Let's solve using the substitution method:
From Equation 1: x = 57 - y
Substitute the value of x in Equation 2:
4.73(57 - y) + 0.84y = 121.79
269.61 - 4.73y + 0.84y = 121.79
Combine like terms:
-3.89y = -147.82
Divide both sides by -3.89:
y = 147.82 / 3.89
y ≈ 37.98 pounds
Substitute the value of y in Equation 1:
x + 37.98 = 57
x ≈ 19.02 pounds
Therefore, approximately 19.02 pounds of the first kind and 37.98 pounds of the second kind were sold.
Step 1: Let's assume that x represents the number of pounds of the first kind of jelly beans sold.
So, y will represent the number of pounds of the second kind of jelly beans sold.
Step 2: We know that the first kind of jelly beans is priced at $4.73 per pound and the second kind is priced at $0.84 per pound.
Step 3: The total amount taken in for the two types of jelly beans is $121.79.
So, we can write the equation:
4.73x + 0.84y = 121.79
Step 4: We also know that a total of 57 jelly beans were sold.
Since the weight of jelly beans is not given, we can assume that the number of jelly beans sold is directly proportional to the weight of jelly beans.
So, we can write another equation:
x + y = 57
Step 5: Now we have a system of equations:
4.73x + 0.84y = 121.79
x + y = 57
Step 6: We can solve this system of equations using any method, such as substitution or elimination.
Let's use the elimination method to solve this system:
Step 7: Multiply the second equation by -4.73 to eliminate x:
-4.73(x + y) = -4.73(57)
-4.73x - 4.73y = -269.61
Step 8: Add the two equations:
4.73x + 0.84y + (-4.73x - 4.73y) = 121.79 + (-269.61)
0x - 3.89y = -147.82
Step 9: Solve for y:
-3.89y = -147.82
y = -147.82 / -3.89
y = 38
Step 10: Substitute the value of y into the second equation to find x:
x + 38 = 57
x = 57 - 38
x = 19
Step 11: Therefore, 19 pounds of the first kind of jelly beans were sold, and 38 pounds of the second kind of jelly beans were sold.
To solve this problem, we'll use a system of equations. Let's set up the equations based on the information given in the problem.

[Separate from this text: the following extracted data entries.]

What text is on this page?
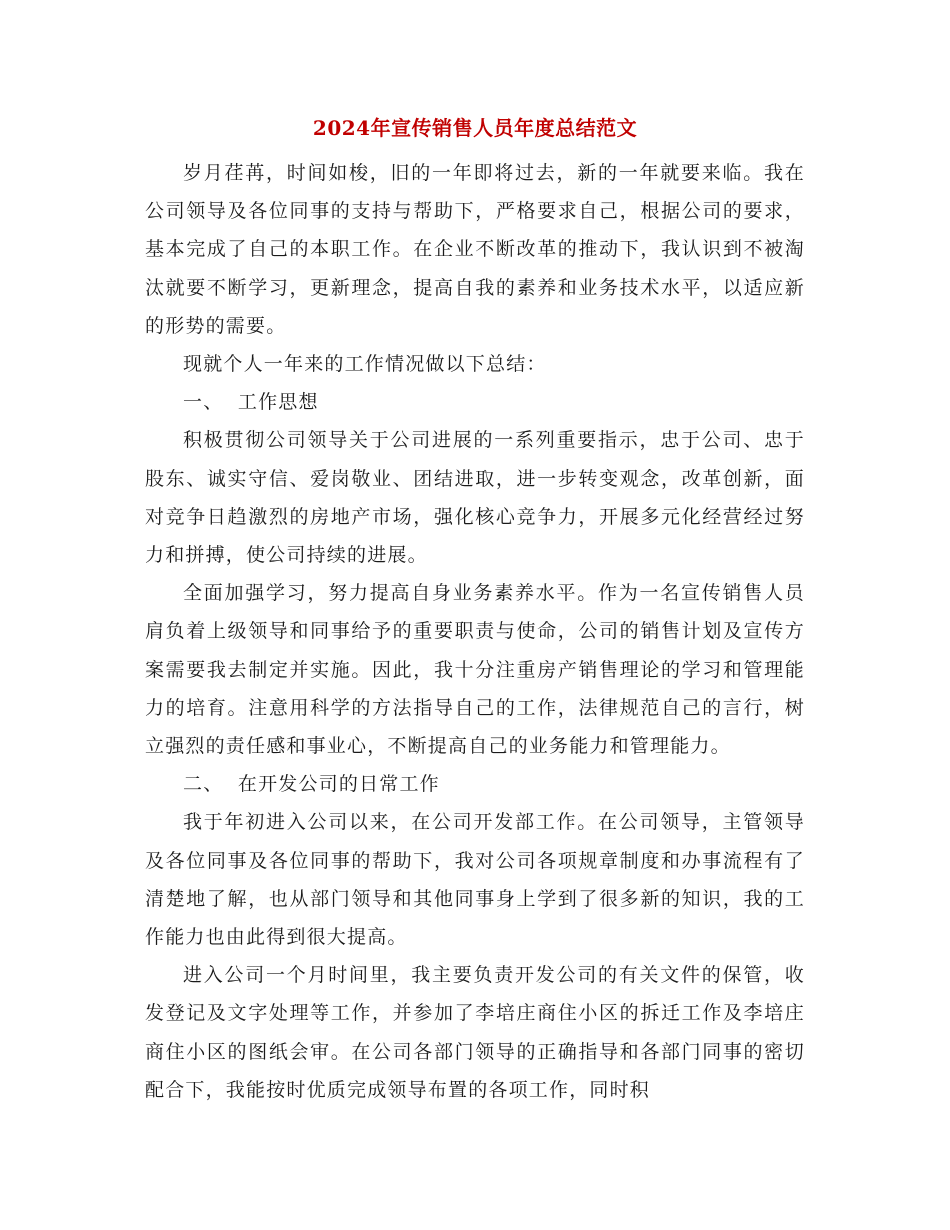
2024年宣传销售人员年度总结范文

岁月荏苒，时间如梭，旧的一年即将过去，新的一年就要来临。我在公司领导及各位同事的支持与帮助下，严格要求自己，根据公司的要求，基本完成了自己的本职工作。在企业不断改革的推动下，我认识到不被淘汰就要不断学习，更新理念，提高自我的素养和业务技术水平，以适应新的形势的需要。

现就个人一年来的工作情况做以下总结：

一、  工作思想

积极贯彻公司领导关于公司进展的一系列重要指示，忠于公司、忠于股东、诚实守信、爱岗敬业、团结进取，进一步转变观念，改革创新，面对竞争日趋激烈的房地产市场，强化核心竞争力，开展多元化经营经过努力和拼搏，使公司持续的进展。

全面加强学习，努力提高自身业务素养水平。作为一名宣传销售人员肩负着上级领导和同事给予的重要职责与使命，公司的销售计划及宣传方案需要我去制定并实施。因此，我十分注重房产销售理论的学习和管理能力的培育。注意用科学的方法指导自己的工作，法律规范自己的言行，树立强烈的责任感和事业心，不断提高自己的业务能力和管理能力。

二、  在开发公司的日常工作

我于年初进入公司以来，在公司开发部工作。在公司领导，主管领导及各位同事及各位同事的帮助下，我对公司各项规章制度和办事流程有了清楚地了解，也从部门领导和其他同事身上学到了很多新的知识，我的工作能力也由此得到很大提高。

进入公司一个月时间里，我主要负责开发公司的有关文件的保管，收发登记及文字处理等工作，并参加了李培庄商住小区的拆迁工作及李培庄商住小区的图纸会审。在公司各部门领导的正确指导和各部门同事的密切配合下，我能按时优质完成领导布置的各项工作，同时积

First, let's define the variables:
x = number of pounds of the first kind of jelly beans
y = number of pounds of the second kind of jelly beans
Now, let's set up the equations:
Equation 1: Total number of pounds sold
x + y = 57
Equation 2: Total revenue from the sales
4.73x + 0.84y = 121.79
We have a system of two equations with two unknowns. To solve it, we can use different methods like substitution or elimination. Let's use the substitution method.
Rearrange Equation 1 to solve for x:
x = 57 - y
Substitute this expression for x in Equation 2:
4.73(57 - y) + 0.84y = 121.79
Now, we can solve for y by simplifying and solving the resulting equation:
269.61 - 4.73y + 0.84y = 121.79
269.61 - 3.89y = 121.79
-3.89y = 121.79 - 269.61
-3.89y = -147.82
y = -147.82 / -3.89
y ≈ 37.99
To find x, substitute the value of y back into Equation 1:
x + 37.99 = 57
x = 57 - 37.99
x ≈ 19.01
Therefore, approximately 19.01 pounds of the first kind and 37.99 pounds of the second kind of jelly beans were sold.